No, you can project too optimistically. We want characters with a reasonable mixture of strength, weaknesses and foibles. Again, believability is the key here. What kind of men would logically and believably man a vessel of this type? Obviously, they'd be better selected and trained than the wild enlisted shore-leave group in "MR. ROBERTS." On the other hand, they have not gotten too stuffy to enjoy themselves and their senses on liberty in an exotic alien city filled with unique pleasures." - Ibid.

TGT
 
The first officer should at least be one of the bridge officers, I guess. Doubling as first officer and chief engineer? I doubt that would be practical. He/she would be in the turbolift half of the time. ;)
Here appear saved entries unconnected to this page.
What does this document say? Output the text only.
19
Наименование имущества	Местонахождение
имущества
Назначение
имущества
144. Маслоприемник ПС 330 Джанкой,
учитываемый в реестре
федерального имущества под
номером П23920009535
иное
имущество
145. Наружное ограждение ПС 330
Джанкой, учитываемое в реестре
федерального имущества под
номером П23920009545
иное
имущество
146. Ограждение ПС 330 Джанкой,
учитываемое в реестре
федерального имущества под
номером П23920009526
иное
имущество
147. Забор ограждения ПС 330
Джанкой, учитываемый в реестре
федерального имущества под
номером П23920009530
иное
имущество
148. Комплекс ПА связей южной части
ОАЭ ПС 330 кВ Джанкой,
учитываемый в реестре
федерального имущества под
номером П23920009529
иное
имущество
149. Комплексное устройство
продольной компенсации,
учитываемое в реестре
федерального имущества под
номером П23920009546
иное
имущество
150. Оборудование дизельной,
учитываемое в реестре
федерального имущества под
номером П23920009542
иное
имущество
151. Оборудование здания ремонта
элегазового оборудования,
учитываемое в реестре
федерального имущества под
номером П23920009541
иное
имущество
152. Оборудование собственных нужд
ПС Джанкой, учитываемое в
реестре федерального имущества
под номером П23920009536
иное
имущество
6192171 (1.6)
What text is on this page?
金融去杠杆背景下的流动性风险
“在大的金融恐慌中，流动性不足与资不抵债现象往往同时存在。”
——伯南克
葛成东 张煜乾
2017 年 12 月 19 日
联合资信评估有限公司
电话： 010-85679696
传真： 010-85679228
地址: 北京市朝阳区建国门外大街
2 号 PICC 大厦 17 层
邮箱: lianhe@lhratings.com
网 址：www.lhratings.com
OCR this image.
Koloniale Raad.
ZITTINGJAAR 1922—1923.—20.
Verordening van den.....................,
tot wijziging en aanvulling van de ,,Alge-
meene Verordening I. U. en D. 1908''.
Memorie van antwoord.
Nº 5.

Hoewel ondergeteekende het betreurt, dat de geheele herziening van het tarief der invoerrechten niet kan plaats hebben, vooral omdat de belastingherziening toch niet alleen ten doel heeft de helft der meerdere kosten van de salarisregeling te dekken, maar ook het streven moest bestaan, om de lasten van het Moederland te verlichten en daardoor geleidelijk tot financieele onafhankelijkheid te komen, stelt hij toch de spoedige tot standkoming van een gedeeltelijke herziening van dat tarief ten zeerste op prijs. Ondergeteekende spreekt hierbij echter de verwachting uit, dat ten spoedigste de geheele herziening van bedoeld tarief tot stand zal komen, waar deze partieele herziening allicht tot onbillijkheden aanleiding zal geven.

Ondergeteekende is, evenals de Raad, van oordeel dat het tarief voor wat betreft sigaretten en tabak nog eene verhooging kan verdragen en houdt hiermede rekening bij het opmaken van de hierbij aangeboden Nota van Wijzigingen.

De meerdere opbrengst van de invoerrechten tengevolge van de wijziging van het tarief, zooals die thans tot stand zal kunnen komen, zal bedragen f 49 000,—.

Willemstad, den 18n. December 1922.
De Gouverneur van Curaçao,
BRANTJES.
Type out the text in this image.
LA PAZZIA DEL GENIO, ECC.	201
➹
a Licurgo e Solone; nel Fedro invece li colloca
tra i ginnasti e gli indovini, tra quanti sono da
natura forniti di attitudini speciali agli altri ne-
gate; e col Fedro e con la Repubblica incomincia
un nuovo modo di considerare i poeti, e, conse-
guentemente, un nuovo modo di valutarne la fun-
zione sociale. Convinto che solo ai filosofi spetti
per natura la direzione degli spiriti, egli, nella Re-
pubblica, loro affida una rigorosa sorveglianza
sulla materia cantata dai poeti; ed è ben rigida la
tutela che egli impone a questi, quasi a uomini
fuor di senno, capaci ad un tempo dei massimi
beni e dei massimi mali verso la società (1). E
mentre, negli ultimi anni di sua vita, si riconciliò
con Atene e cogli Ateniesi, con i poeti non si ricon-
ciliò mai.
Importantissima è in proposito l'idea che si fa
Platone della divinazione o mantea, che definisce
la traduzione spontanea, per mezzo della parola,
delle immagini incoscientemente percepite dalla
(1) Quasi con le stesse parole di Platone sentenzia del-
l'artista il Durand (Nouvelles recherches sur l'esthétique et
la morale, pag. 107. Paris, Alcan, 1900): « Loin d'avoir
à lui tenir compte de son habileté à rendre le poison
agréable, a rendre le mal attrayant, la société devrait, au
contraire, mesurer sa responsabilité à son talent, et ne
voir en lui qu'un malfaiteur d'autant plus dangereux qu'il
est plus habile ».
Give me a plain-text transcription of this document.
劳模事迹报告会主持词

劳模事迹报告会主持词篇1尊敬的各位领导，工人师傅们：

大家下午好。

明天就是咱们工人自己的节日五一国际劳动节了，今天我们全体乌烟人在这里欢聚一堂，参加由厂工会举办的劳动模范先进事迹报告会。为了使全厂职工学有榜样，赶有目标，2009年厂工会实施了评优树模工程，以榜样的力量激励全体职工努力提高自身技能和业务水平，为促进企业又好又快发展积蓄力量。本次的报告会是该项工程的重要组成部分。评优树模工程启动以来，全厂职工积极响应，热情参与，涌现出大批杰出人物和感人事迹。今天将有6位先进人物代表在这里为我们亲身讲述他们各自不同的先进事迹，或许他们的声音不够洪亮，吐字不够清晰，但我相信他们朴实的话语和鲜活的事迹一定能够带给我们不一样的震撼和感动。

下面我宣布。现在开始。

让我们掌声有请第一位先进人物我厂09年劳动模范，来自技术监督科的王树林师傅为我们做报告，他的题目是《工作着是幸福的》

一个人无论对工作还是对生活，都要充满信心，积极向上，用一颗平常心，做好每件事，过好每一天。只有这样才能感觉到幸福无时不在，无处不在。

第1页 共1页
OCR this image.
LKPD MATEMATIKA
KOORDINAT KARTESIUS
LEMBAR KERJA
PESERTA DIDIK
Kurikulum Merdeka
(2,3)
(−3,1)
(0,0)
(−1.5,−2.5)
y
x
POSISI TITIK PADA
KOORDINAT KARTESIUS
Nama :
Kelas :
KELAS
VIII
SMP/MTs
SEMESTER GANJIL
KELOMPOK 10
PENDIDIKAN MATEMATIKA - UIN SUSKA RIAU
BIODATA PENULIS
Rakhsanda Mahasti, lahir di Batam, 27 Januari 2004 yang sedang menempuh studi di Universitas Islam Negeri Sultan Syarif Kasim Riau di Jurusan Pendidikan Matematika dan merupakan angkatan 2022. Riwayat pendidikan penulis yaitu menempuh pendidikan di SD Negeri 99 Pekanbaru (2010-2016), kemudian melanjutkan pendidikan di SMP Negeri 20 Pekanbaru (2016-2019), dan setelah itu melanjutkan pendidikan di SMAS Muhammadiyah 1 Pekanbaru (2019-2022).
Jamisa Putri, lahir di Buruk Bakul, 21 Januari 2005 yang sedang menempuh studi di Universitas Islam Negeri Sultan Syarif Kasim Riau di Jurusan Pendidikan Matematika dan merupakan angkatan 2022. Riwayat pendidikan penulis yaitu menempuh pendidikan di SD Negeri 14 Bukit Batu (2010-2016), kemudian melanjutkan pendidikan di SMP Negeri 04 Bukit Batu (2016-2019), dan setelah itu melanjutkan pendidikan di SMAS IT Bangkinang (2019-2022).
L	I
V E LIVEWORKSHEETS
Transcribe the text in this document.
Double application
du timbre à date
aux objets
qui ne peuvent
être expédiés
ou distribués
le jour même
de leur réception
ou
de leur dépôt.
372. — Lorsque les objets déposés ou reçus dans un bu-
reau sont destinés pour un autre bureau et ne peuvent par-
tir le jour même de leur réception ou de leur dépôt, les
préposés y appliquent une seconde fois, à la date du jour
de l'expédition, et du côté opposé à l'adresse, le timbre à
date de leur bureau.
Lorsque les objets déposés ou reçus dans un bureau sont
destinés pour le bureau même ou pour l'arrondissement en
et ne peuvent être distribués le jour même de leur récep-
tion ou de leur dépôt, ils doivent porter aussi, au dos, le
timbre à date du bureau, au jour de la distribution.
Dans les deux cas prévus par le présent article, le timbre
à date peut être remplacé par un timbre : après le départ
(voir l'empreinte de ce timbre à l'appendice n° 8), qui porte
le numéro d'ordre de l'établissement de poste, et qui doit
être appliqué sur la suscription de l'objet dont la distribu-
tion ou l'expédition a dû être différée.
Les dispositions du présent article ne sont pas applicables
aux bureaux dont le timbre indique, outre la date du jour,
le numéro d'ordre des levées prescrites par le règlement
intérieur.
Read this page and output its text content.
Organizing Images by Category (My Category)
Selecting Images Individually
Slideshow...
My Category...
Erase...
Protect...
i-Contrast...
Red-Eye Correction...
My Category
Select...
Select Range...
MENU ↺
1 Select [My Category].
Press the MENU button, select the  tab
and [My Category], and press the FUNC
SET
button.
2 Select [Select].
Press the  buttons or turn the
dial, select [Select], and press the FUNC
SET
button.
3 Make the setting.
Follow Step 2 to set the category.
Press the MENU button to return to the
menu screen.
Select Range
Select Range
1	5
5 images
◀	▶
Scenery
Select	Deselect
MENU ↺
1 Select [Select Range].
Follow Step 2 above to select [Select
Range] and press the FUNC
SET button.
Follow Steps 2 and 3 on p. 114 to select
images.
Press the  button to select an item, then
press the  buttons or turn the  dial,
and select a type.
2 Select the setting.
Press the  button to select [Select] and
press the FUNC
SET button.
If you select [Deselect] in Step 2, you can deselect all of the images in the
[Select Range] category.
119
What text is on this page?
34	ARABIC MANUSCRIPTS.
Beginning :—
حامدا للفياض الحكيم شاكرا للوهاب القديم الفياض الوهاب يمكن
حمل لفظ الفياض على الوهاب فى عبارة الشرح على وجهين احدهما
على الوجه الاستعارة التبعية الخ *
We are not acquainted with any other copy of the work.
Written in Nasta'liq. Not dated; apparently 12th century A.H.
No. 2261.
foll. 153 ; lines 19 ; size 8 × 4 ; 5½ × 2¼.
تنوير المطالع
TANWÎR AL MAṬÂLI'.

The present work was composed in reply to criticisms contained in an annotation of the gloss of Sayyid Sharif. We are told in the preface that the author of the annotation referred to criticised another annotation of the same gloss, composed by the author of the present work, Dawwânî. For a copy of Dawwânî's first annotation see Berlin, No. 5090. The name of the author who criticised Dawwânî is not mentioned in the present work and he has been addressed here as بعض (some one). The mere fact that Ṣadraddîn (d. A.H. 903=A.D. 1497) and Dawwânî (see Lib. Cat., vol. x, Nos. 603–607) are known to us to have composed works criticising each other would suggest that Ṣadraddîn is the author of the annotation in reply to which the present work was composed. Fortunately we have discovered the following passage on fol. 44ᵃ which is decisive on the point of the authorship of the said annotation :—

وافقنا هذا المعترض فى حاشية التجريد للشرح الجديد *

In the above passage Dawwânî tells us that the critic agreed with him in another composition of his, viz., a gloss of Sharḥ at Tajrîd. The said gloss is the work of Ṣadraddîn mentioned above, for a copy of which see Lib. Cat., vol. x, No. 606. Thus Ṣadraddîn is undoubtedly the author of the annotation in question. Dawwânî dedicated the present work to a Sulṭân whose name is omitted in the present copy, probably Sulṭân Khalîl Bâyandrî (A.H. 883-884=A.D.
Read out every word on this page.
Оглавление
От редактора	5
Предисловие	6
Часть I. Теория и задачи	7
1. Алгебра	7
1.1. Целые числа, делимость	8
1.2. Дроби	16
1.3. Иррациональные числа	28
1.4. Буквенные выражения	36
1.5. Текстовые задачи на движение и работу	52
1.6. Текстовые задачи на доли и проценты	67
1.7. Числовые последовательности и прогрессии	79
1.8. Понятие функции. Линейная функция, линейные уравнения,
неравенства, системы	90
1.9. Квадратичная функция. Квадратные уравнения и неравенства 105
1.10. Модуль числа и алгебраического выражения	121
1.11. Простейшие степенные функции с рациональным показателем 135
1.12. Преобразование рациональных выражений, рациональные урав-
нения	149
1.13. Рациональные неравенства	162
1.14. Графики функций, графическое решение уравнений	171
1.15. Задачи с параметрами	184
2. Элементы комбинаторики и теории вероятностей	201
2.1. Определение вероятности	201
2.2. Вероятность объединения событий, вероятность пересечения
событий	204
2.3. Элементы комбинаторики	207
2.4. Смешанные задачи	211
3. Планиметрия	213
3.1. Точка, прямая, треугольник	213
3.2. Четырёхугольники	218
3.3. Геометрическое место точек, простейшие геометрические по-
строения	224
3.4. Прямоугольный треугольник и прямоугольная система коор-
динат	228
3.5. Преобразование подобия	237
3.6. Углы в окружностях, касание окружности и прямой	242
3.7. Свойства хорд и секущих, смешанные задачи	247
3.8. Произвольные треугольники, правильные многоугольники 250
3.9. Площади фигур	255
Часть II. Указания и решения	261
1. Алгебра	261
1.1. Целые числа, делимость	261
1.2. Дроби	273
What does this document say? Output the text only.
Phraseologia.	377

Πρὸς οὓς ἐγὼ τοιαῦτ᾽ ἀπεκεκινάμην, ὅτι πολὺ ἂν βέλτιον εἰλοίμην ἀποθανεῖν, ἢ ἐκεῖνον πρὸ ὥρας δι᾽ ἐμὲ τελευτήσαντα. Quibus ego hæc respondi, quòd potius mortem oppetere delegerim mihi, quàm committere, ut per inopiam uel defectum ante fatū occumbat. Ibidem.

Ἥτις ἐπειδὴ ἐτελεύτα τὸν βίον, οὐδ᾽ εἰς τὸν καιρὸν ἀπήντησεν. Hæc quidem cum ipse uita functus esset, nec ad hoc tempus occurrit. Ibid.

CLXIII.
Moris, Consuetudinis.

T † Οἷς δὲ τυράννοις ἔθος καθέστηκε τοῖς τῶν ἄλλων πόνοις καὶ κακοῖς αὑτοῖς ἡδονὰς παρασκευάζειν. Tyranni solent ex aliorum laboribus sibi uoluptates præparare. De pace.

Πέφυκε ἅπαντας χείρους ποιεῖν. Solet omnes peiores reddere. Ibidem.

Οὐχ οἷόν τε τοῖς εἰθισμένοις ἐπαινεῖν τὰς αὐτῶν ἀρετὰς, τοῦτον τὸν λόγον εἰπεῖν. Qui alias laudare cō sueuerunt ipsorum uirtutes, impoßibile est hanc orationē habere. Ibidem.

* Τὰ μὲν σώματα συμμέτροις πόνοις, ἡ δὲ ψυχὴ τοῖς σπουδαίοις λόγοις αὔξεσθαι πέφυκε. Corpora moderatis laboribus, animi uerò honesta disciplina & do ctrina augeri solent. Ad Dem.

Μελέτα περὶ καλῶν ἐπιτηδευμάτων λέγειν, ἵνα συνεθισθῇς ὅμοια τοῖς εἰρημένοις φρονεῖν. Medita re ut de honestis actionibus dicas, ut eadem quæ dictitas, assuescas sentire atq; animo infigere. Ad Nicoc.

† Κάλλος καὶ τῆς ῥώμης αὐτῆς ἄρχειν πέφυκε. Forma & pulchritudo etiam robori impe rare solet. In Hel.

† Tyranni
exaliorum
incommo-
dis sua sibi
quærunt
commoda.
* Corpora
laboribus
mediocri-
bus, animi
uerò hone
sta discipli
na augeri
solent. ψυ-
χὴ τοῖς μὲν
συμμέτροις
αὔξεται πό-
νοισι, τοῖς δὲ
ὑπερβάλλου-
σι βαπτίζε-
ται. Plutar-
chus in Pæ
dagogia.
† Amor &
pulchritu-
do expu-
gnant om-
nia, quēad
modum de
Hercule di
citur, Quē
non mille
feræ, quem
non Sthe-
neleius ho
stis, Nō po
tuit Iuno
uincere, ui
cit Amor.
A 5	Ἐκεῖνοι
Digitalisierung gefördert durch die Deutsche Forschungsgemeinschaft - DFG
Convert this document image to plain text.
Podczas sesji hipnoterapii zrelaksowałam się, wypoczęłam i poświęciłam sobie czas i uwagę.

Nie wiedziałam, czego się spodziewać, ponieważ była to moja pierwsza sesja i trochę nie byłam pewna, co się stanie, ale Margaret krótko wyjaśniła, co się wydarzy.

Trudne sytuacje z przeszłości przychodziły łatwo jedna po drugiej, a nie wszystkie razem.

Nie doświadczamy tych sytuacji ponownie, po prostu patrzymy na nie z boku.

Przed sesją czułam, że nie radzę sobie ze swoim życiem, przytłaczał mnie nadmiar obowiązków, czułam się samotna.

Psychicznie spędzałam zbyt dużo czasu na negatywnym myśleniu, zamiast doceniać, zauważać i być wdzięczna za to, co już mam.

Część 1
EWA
Well Commander Trip Tucker in ENT was originally Archer's first officer on NX-01 and he was Chief Engineer, this was spoiled when T'Pol came aboard and was made first officer and Trip is annoyed at this in the first episode.
 
...Of course, we could once again theoretize that the premature maiden voyage of NX-01 was just as anomalious as that of the refitted NCC-1701, and that the originally intended XO (whom Archer might even have disapproved of) was left ashore for the duration of this milk run. It would probably pass Starfleet muster if Archer argued that he needed his best fri... uh, the chief engineer of the entire Warp Five project as his second-in-command for this trials run.

Once Archer was out there in the uncharted depths of space, there was little that Starfleet could do to force his hand on administrative choices. I wonder if they could even truly have recalled him if they so wanted, at the end of "Broken Bow"?